Prompted by a remark my son made I have been reading Dorothy Sayers' Gaudy Night which is set in the Oxford both she and I loved. She makes an interesting comment on "genuine music" which concurs with my own experience: He was wrapt in the motionless austerity with which all genuine musicians listen to genuine music. Harriet was musician enough to respect this aloofness; she knew well enough that the ecstatic rapture on the face of the man opposite meant only that he was hoping to be thought musical, and that the elderly lady over the way, waving her fingers to the beat, was a musical moron. She knew enough, herself, to read the sounds a little with her brains, laboriously unwinding the twined chains of melody link by link. Peter, she felt sure, could hear the whole intricate pattern, every part separately and simultaneously, each independent and equal, separate but inseparable, moving over and under and through, ravishing heart and mind together. I position myself on this spectrum somewhere between Harriot and Lord Peter - I'd like to say that I was closer to the latter but it would not be true. But, like a good fruit cake, I know something I like when I hear it.
C. S. Lewis adds that an excellently performed piece of music, as natural operation which reveals in a very high degree the peculiar powers given to man, will thus always glorify God whatever the intention of the performers may be. But that is a kind of glorifying which we share with the ‘dragons and great deeps’, with the ‘frost and snows’. What is looked for in us, as men, is another kind of glorifying, which depends on intention. Although he didn't think much of them he at least realized that the hymns (which were just sixth-rate music) were, nevertheless, being sung with devotion and benefit by an old saint in elastic-side boots in the opposite pew, and then you realize that you aren’t fit to clean those boots. It gets you out of your solitary conceit.
So, returning to Christian praise, if such a thing as "genuine music" exists objectively (by which I mean is commonly accepted by the majority in at least most Western cultures and upbringings) then one would expect this very best attempt by mankind to be that employed in praising his maker. And of course musical repertoire down through the ages has, to some degree, demonstrated this. Then why do we have something inferior IMHO in modern churches? As I have already argued, is it because of a conception or misconception about modern youth?

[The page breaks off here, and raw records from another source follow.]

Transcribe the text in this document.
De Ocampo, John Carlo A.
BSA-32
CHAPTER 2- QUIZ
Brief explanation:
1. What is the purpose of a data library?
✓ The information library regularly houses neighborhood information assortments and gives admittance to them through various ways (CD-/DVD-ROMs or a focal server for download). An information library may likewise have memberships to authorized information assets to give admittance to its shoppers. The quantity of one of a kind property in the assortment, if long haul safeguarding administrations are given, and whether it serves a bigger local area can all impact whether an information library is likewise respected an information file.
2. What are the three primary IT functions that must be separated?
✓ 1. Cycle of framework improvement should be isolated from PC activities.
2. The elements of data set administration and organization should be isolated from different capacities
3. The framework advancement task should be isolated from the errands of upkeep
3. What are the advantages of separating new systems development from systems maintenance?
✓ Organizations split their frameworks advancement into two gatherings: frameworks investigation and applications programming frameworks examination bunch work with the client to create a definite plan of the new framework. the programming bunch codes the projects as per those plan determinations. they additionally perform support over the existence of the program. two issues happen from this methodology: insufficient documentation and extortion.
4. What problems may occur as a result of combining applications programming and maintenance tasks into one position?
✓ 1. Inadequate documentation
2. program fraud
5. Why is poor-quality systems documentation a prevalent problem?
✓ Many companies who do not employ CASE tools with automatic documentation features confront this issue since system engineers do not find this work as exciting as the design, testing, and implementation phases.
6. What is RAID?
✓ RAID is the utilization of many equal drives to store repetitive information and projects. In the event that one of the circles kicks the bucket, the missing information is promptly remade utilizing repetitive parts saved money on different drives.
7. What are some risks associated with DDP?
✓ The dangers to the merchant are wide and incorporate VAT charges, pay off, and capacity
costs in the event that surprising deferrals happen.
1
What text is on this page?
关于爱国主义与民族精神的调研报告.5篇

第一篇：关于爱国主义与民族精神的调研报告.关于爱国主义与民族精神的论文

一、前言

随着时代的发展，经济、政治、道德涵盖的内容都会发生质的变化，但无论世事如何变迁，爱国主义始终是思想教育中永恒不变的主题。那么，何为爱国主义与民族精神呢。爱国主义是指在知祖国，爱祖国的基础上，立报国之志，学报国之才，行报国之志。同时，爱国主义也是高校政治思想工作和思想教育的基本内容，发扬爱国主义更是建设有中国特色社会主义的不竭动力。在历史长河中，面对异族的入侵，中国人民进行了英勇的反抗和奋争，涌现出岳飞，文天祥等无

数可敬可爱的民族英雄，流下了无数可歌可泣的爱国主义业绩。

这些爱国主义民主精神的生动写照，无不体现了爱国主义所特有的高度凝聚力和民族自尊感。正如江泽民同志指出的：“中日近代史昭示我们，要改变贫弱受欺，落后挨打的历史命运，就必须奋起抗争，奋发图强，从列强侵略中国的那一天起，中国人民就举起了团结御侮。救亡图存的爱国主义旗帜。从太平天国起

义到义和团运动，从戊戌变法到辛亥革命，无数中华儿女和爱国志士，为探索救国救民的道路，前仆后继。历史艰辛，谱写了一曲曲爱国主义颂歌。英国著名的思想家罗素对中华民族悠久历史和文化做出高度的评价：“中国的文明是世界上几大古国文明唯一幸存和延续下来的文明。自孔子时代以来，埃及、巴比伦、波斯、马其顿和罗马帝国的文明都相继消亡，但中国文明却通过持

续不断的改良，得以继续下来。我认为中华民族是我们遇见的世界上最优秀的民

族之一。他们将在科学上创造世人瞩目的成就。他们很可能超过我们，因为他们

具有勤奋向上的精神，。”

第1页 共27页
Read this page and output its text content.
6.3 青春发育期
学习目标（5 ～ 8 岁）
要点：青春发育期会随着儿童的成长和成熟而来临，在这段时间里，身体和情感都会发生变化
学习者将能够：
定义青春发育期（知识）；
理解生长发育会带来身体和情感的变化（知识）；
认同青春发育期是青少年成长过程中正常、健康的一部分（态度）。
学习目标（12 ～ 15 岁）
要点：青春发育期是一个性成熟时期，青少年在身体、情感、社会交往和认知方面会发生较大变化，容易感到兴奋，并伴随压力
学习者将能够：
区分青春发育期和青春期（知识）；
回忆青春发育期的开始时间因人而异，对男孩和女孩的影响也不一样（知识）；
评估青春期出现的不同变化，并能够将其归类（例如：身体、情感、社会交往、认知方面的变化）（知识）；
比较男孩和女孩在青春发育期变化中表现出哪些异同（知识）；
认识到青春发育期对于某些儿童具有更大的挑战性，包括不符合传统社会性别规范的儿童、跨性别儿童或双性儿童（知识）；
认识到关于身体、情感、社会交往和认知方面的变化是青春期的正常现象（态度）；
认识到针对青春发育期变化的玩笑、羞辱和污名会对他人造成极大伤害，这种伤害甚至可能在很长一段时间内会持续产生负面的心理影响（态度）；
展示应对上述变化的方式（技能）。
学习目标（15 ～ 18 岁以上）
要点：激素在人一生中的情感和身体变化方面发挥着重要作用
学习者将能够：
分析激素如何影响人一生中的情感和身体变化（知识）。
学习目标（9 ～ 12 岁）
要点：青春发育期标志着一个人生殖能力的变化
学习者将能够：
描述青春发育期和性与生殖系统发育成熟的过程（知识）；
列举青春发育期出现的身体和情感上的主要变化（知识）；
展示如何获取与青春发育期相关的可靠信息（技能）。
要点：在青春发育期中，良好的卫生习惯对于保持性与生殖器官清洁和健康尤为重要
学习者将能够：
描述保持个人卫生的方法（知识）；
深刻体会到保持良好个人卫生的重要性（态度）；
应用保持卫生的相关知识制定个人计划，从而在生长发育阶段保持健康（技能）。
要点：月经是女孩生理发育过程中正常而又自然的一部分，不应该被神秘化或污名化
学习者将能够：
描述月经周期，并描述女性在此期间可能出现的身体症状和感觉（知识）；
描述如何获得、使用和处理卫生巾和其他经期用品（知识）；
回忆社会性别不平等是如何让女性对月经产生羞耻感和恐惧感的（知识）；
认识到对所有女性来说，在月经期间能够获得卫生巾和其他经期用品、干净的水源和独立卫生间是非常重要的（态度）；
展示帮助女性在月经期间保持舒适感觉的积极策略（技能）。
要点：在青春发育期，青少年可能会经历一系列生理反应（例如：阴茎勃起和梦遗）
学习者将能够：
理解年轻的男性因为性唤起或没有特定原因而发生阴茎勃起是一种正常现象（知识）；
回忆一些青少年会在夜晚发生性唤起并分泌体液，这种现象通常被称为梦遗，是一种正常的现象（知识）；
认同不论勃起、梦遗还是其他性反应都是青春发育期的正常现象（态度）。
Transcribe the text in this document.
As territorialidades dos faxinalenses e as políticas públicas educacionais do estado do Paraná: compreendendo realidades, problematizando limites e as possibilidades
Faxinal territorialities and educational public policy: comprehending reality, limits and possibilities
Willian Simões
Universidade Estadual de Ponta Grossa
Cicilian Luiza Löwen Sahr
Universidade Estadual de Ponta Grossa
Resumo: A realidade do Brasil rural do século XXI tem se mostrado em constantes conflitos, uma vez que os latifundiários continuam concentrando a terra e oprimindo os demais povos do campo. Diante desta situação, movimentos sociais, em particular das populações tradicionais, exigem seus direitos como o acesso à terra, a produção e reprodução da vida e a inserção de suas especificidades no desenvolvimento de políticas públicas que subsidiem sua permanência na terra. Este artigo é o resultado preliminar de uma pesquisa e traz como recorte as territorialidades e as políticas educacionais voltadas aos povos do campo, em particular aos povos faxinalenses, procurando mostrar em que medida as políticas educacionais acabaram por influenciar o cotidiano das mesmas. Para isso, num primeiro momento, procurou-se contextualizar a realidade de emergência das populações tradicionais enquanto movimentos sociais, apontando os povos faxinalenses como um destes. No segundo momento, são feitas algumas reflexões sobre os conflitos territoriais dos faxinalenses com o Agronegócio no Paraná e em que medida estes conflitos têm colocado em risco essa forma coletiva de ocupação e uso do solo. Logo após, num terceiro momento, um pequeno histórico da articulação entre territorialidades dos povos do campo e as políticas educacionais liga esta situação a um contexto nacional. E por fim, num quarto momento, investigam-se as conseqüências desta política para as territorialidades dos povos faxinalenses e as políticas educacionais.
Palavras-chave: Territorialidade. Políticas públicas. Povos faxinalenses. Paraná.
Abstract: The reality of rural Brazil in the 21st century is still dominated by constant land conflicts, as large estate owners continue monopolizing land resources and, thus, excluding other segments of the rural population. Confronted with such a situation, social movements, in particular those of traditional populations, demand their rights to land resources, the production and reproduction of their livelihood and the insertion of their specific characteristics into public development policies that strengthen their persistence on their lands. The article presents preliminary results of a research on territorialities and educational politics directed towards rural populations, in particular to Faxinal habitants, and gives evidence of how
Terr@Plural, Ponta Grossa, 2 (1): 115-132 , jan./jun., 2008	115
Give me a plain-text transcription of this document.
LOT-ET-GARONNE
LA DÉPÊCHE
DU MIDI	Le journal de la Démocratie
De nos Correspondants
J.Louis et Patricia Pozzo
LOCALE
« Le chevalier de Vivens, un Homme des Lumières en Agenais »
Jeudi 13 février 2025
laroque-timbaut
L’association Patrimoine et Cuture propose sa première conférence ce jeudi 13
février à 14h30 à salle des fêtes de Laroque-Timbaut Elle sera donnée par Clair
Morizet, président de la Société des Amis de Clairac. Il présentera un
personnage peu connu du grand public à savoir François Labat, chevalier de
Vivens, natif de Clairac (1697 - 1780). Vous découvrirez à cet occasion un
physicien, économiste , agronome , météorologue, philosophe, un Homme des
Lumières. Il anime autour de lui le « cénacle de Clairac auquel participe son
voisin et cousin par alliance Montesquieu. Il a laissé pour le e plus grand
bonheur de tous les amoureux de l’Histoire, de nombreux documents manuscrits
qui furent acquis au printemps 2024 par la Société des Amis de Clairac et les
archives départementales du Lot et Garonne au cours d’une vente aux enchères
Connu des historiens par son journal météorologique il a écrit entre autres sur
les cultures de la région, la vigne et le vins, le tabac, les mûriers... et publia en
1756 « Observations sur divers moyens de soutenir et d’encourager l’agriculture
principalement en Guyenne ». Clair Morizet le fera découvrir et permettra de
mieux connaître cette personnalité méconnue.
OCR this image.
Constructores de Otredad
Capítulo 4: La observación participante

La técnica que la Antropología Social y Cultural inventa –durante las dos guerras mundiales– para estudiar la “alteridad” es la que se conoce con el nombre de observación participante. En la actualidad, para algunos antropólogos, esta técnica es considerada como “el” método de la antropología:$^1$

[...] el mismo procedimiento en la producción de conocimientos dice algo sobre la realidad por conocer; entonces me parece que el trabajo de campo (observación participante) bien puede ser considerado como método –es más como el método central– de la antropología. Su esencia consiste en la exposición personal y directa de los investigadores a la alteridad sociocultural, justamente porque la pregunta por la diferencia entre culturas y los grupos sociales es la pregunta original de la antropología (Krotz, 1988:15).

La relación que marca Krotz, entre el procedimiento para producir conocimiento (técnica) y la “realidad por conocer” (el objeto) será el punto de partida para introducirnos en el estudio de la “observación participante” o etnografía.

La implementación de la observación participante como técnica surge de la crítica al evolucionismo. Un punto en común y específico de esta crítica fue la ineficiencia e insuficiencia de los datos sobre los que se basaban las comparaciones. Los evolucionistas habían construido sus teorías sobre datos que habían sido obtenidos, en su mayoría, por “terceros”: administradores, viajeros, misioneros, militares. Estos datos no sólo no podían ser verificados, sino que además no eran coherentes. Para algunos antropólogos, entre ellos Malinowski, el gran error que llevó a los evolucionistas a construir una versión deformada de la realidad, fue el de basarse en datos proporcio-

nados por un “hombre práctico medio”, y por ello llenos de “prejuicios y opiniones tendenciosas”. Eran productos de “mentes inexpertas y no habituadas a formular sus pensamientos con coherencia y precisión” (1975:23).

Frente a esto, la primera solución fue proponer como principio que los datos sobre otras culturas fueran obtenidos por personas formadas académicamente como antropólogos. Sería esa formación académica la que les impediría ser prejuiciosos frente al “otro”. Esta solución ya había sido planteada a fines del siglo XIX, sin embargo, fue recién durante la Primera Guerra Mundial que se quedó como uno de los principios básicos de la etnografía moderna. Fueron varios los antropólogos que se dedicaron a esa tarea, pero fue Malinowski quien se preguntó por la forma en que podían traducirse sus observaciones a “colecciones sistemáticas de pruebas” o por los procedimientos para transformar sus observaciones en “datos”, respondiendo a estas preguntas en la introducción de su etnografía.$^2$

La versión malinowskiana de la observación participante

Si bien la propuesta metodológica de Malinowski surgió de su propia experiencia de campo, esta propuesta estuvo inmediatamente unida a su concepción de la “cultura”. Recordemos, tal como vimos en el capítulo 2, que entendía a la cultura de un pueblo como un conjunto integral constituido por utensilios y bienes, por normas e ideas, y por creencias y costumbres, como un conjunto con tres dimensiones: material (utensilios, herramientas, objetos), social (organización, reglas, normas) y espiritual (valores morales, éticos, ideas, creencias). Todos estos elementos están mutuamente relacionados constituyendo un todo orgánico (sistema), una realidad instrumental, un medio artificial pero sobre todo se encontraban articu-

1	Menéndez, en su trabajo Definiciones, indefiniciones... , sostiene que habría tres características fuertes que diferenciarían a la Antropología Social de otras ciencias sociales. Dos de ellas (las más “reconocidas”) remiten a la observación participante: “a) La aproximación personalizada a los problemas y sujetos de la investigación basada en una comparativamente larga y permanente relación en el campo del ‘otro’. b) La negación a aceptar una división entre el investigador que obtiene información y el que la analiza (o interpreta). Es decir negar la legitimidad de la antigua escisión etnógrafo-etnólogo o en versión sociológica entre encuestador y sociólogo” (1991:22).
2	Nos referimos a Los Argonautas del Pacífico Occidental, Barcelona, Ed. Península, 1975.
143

So now I have a mental picture of our meeting room with an orchestra out front playing highly polished "genuine" music with the congregation now a choir, instead of the usual guitarist with piano and drums backup on the side. I am not sure if that was what I had in mind...
Cecil Francis Alexander |
I was brought up on hymns and, in children's meetings, CSSM choruses. Many are slushy or nonsense but some are sublime. A high contender in my book is:
Elizabeth Celphane |
the shadow of a mighty rock
within a weary land;
Horatio Stafford |
Whatever my lot, thou hast taught me to say
It is well, it is well, with my soul…
These lyrics are packed with human emotion - is this what I am searching for? When I should be bowing to an all powerful, eternal, changeless creator entity beyond my ken, god yet born in the likeness of men?